Books

3 classic novels that inspired Nobel Prize winner Bob Dylan

Bob Dylan's Nobel Prize lecture explored the music and literature that inspired his songwriting, especially the classic novels Moby-Dick, All Quiet on the Western Front and The Odyssey.
Bob Dylan was awarded the Nobel Prize for Literature in 2016. (Sony Music)

Bob Dylan has delivered the speech required to receive the Nobel Prize for literature, the Swedish Academy announced this week. While details of when and where the speech were delivered were kept under wraps, the Academy posted the 30-minute lecture to YouTube. You can watch it in the video player below.

Dylan won the Nobel Prize for literature in November 2016 "for having created new poetic expressions within the great American song tradition."

The lecture is an exploration of what has inspired Dylan's songwriting over the course of his career. He referenced several songwriters and authors but focused on three books in particular: Moby-Dick, All Quiet on the Western Front and The Odyssey.

1. Moby-Dick by Herman Melville

Herman Melville is the author of Moby-Dick. (Modern Library)

Dylan said Moby-Dick "is a fascinating book, a book that's filled with scenes of high drama and dramatic dialogue." The classic tale of one captain's obsession to track down a whale is deceptively simple, but filled with allegory and legend. "We see only the surface of things. We can interpret what lies below any way we see fit," Dylan said in the lecture. "That theme and all that it implies would work its way into more than a few of my songs."

That theme can be found in "Bob Dylan's 115th Dream" from the 1965 album Bring It All Back Home, a song filled with nautical references and includes a recurring character named Captain Arab.

2. All Quiet on the Western Front by Erich Maria Remarque

Erich Maria Remarque was awarded the Nobel Prize for Literature in 1931. (Random House)

In his lecture Dylan called All Quiet on the Western Front "a book where you lose your childhood, your faith in a meaningful world, and your concern for individuals.
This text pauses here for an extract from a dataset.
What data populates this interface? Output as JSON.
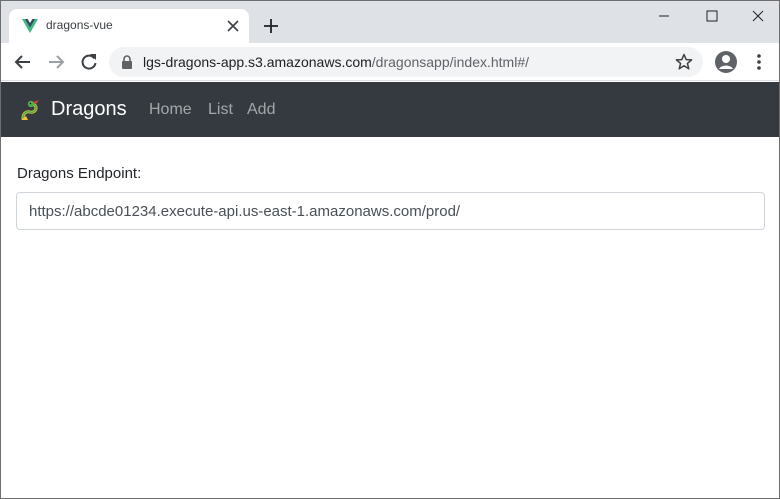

You're stuck in a nightmare. Sucked up into a mysterious whirlpool of death and pain. You're defending yourself from elimination. You're being wiped off the face of the map." After he finished he "put this book down and closed it up. I never wanted to read another war novel again, and I never did."

That didn't stop him from writing about war, pain and death. "Masters of War" from 1963's The Freewheelin' Bob Dylan, is Dylan's most scathing anti-war song.

3. The Odyssey by Homer

Homer is the author of The Iliad and The Odyssey. (WW Norton)

The Odyssey is Homer's retelling of Odysseus's long journey home to his wife and child from the Trojan War. Dylan said "The Odyssey is a strange, adventurous tale of a grown man trying to get home after fighting in a war... He travels far, and then he gets blown back... And when it's all said and done, when he's home at last, he sits with his wife, and he tells her the stories."

The song "Isis" from his 1976 album Desire follows a similar plot — a married man who leaves his wife behind for an epic journey only to return to his wife to tell her his story.